In this paragraph of her handwritten essay, Growing Old with Grace, Grandma says:

‘Mentally and spiritually we are born with varied traits, some good, some not so acceptable. Haven’t you heard some people say, “This is the way I was born,” with a finality that shows they have no intention of trying to change. I say we have the responsibility, and, with the help of God, the power to nurture that which is good and change or at least modify these things that are a deterrent to a gracious life.’ 


Thanks, Grandma Hobby. I miss you.


I welcome your comments: Please enjoy a few short stories on the Home page, as well.

{Thank you to my niece, Addie Liechty, for taking the picture above that is this blog’s featured image. Her blog is:}

Best wishes and have a good week.


Greta Holt


  1. Diane Gottlieb on May 24, 2018 at 12:39 pm

    Like your grandmother, I often wonder why people “cringe at the word ‘old'” and have so much difficulty accepting their advancing age. (My husband and I talk about this all the time. He’s one of those having quite a bit of difficulty with the aging concept!)
    Thank you for sharing her beautiful writing–it certainly runs in the genes!!

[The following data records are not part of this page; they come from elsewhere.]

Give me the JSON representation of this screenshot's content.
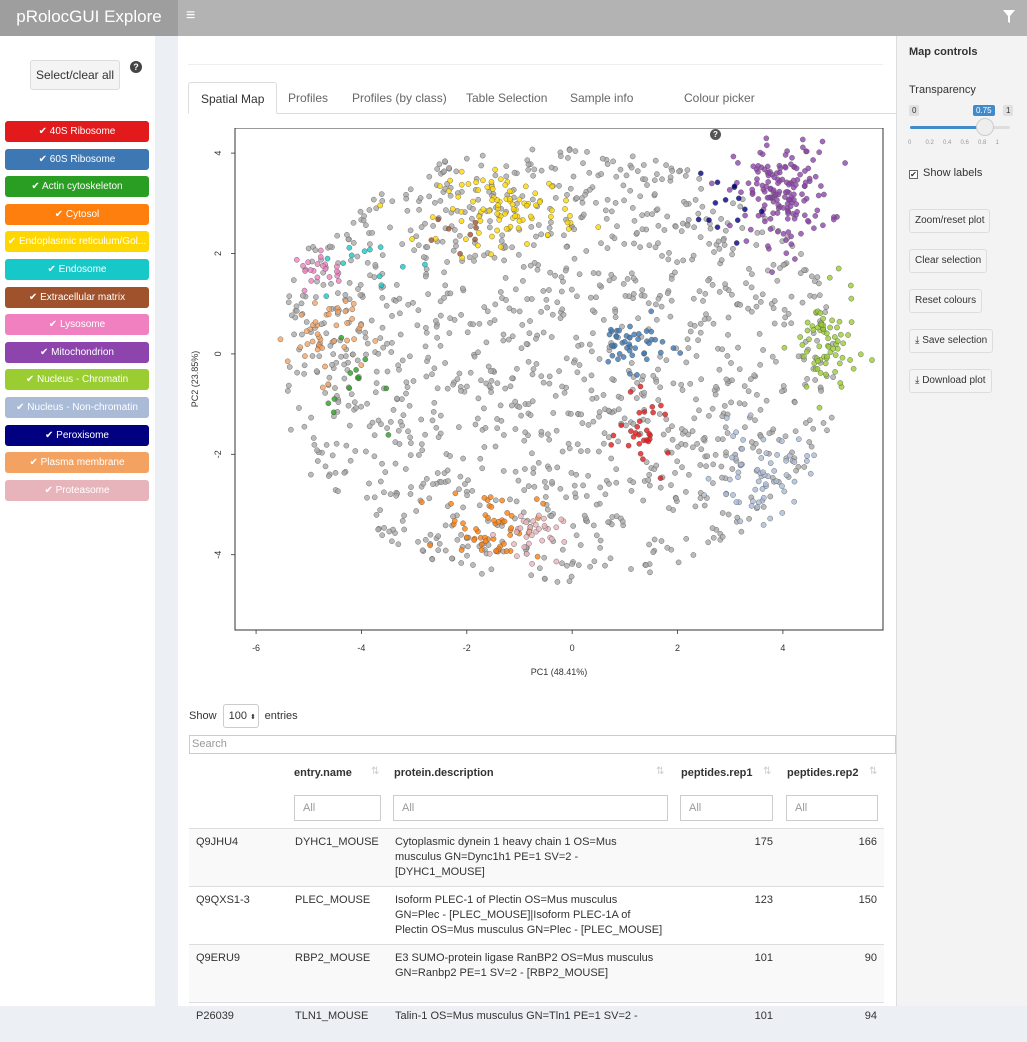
{
  "app": {
    "title": "pRolocGUI Explore"
  },
  "sidebar": {
    "select_all_label": "Select/clear all",
    "help_glyph": "?",
    "check_glyph": "✔",
    "classes": [
      {
        "label": "40S Ribosome",
        "color": "#e31a1c"
      },
      {
        "label": "60S Ribosome",
        "color": "#3d78b4"
      },
      {
        "label": "Actin cytoskeleton",
        "color": "#2a9d23"
      },
      {
        "label": "Cytosol",
        "color": "#ff7f0e"
      },
      {
        "label": "Endoplasmic reticulum/Gol...",
        "color": "#ffd700"
      },
      {
        "label": "Endosome",
        "color": "#17c8c8"
      },
      {
        "label": "Extracellular matrix",
        "color": "#a0522d"
      },
      {
        "label": "Lysosome",
        "color": "#f080c0"
      },
      {
        "label": "Mitochondrion",
        "color": "#8e44ad"
      },
      {
        "label": "Nucleus - Chromatin",
        "color": "#9acd32"
      },
      {
        "label": "Nucleus - Non-chromatin",
        "color": "#aabbd8"
      },
      {
        "label": "Peroxisome",
        "color": "#000080"
      },
      {
        "label": "Plasma membrane",
        "color": "#f4a261"
      },
      {
        "label": "Proteasome",
        "color": "#e8b4bc"
      }
    ]
  },
  "tabs": [
    "Spatial Map",
    "Profiles",
    "Profiles (by class)",
    "Table Selection",
    "Sample info",
    "Colour picker"
  ],
  "chart_data": {
    "type": "scatter",
    "xlabel": "PC1 (48.41%)",
    "ylabel": "PC2 (23.85%)",
    "xlim": [
      -6.4,
      5.9
    ],
    "ylim": [
      -5.5,
      4.5
    ],
    "xticks": [
      -6,
      -4,
      -2,
      0,
      2,
      4
    ],
    "yticks": [
      -4,
      -2,
      0,
      2,
      4
    ],
    "unlabelled_color": "#aaaaaa",
    "clusters": [
      {
        "name": "Mitochondrion",
        "color": "#8e44ad",
        "cx": 4.0,
        "cy": 3.2,
        "sx": 0.45,
        "sy": 0.5,
        "n": 160
      },
      {
        "name": "Peroxisome",
        "color": "#000080",
        "cx": 3.0,
        "cy": 2.7,
        "sx": 0.35,
        "sy": 0.4,
        "n": 14
      },
      {
        "name": "Endoplasmic reticulum/Golgi",
        "color": "#ffd700",
        "cx": -1.2,
        "cy": 2.9,
        "sx": 0.65,
        "sy": 0.35,
        "n": 90
      },
      {
        "name": "Extracellular matrix",
        "color": "#a0522d",
        "cx": -2.3,
        "cy": 2.3,
        "sx": 0.4,
        "sy": 0.2,
        "n": 8
      },
      {
        "name": "Lysosome",
        "color": "#f080c0",
        "cx": -4.7,
        "cy": 1.7,
        "sx": 0.3,
        "sy": 0.15,
        "n": 20
      },
      {
        "name": "Endosome",
        "color": "#17c8c8",
        "cx": -4.0,
        "cy": 1.8,
        "sx": 0.6,
        "sy": 0.3,
        "n": 12
      },
      {
        "name": "Plasma membrane",
        "color": "#f4a261",
        "cx": -4.7,
        "cy": 0.4,
        "sx": 0.35,
        "sy": 0.45,
        "n": 45
      },
      {
        "name": "Actin cytoskeleton",
        "color": "#2a9d23",
        "cx": -4.0,
        "cy": -0.8,
        "sx": 0.35,
        "sy": 0.5,
        "n": 12
      },
      {
        "name": "60S Ribosome",
        "color": "#3d78b4",
        "cx": 1.1,
        "cy": 0.2,
        "sx": 0.35,
        "sy": 0.25,
        "n": 45
      },
      {
        "name": "40S Ribosome",
        "color": "#e31a1c",
        "cx": 1.4,
        "cy": -1.6,
        "sx": 0.25,
        "sy": 0.35,
        "n": 30
      },
      {
        "name": "Nucleus - Chromatin",
        "color": "#9acd32",
        "cx": 4.8,
        "cy": 0.1,
        "sx": 0.3,
        "sy": 0.55,
        "n": 70
      },
      {
        "name": "Nucleus - Non-chromatin",
        "color": "#aabbd8",
        "cx": 3.6,
        "cy": -2.4,
        "sx": 0.45,
        "sy": 0.45,
        "n": 60
      },
      {
        "name": "Cytosol",
        "color": "#ff7f0e",
        "cx": -1.5,
        "cy": -3.4,
        "sx": 0.45,
        "sy": 0.35,
        "n": 55
      },
      {
        "name": "Proteasome",
        "color": "#e8b4bc",
        "cx": -0.8,
        "cy": -3.6,
        "sx": 0.3,
        "sy": 0.25,
        "n": 35
      }
    ]
  },
  "table": {
    "show_label": "Show",
    "entries_value": "100",
    "entries_label": "entries",
    "search_placeholder": "Search",
    "columns": [
      "entry.name",
      "protein.description",
      "peptides.rep1",
      "peptides.rep2"
    ],
    "filter_placeholder": "All",
    "rows": [
      {
        "id": "Q9JHU4",
        "entry": "DYHC1_MOUSE",
        "desc": [
          "Cytoplasmic dynein 1 heavy chain 1 OS=Mus",
          "musculus GN=Dync1h1 PE=1 SV=2 -",
          "[DYHC1_MOUSE]"
        ],
        "rep1": "175",
        "rep2": "166"
      },
      {
        "id": "Q9QXS1-3",
        "entry": "PLEC_MOUSE",
        "desc": [
          "Isoform PLEC-1 of Plectin OS=Mus musculus",
          "GN=Plec - [PLEC_MOUSE]|Isoform PLEC-1A of",
          "Plectin OS=Mus musculus GN=Plec - [PLEC_MOUSE]"
        ],
        "rep1": "123",
        "rep2": "150"
      },
      {
        "id": "Q9ERU9",
        "entry": "RBP2_MOUSE",
        "desc": [
          "E3 SUMO-protein ligase RanBP2 OS=Mus musculus",
          "GN=Ranbp2 PE=1 SV=2 - [RBP2_MOUSE]"
        ],
        "rep1": "101",
        "rep2": "90"
      },
      {
        "id": "P26039",
        "entry": "TLN1_MOUSE",
        "desc": [
          "Talin-1 OS=Mus musculus GN=Tln1 PE=1 SV=2 -"
        ],
        "rep1": "101",
        "rep2": "94"
      }
    ]
  },
  "map_controls": {
    "title": "Map controls",
    "transparency_label": "Transparency",
    "slider": {
      "min": "0",
      "max": "1",
      "value": "0.75",
      "value_num": 0.75,
      "ticks": [
        "0",
        "0.2",
        "0.4",
        "0.6",
        "0.8",
        "1"
      ]
    },
    "show_labels": "Show labels",
    "checkbox_glyph": "✔",
    "buttons": [
      "Zoom/reset plot",
      "Clear selection",
      "Reset colours",
      "Save selection",
      "Download plot"
    ],
    "download_glyph": "⤓"
  }
}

    • Greta Holt on May 24, 2018 at 1:13 pm

      You know, it’s interesting that we have to fight like crazy against premature aging–eating right and exercising and working against depression/fear–but there is such grace and peace in accepting what we must as true old age becomes a reality.

  2. Nicola Mendenhall on May 24, 2018 at 1:06 pm

    My brother sent me a quote today about how adaptive it is that our bodies wear out so we will be more prepared to die. I don’t know if your Grandma Hobby would agree with this but I suspect she would. There is a graciousness about acceptance that she understands.

    What a treasure to have her letter. Thanks for sharing with us.

    • Greta Holt on May 24, 2018 at 1:10 pm

      Oh, I like that quote. It puts our old bodies in perspective.

  3. Barbara on May 24, 2018 at 4:19 pm

    Thank you, Greta. Like you, as a child I couldn’t wait to be a grownup and I never looked back. Age has meant – and continues to mean – experience, having learned some lessons, looking forward to more to come. The “aged” have so much to share and teach us.

    • Greta Holt on May 24, 2018 at 4:22 pm

      Yes, I’m so glad for the lessons I’ve learned. I can’t say that I welcome all the lessons that will have to be learned! My arms try to remain open. Thanks, Barbara.

  4. Ross on May 27, 2018 at 3:17 pm

    Thank you for sharing your grandmother’s letter. My grandmother used to send me letters and poems written in a similar, beautiful script, and this was such a nice reminder of those treasures.

    By the way, I’m turning 55 this year, and was really hoping this would be the year that I ceased to worry about what other people think. 🙂 Oh, well, maybe 56?!?

    • Greta Holt on May 27, 2018 at 6:12 pm

      Oh, that handwriting. It’s precious. I think by 80, I won’t care about what other people think! Thanks for the comment, Ross.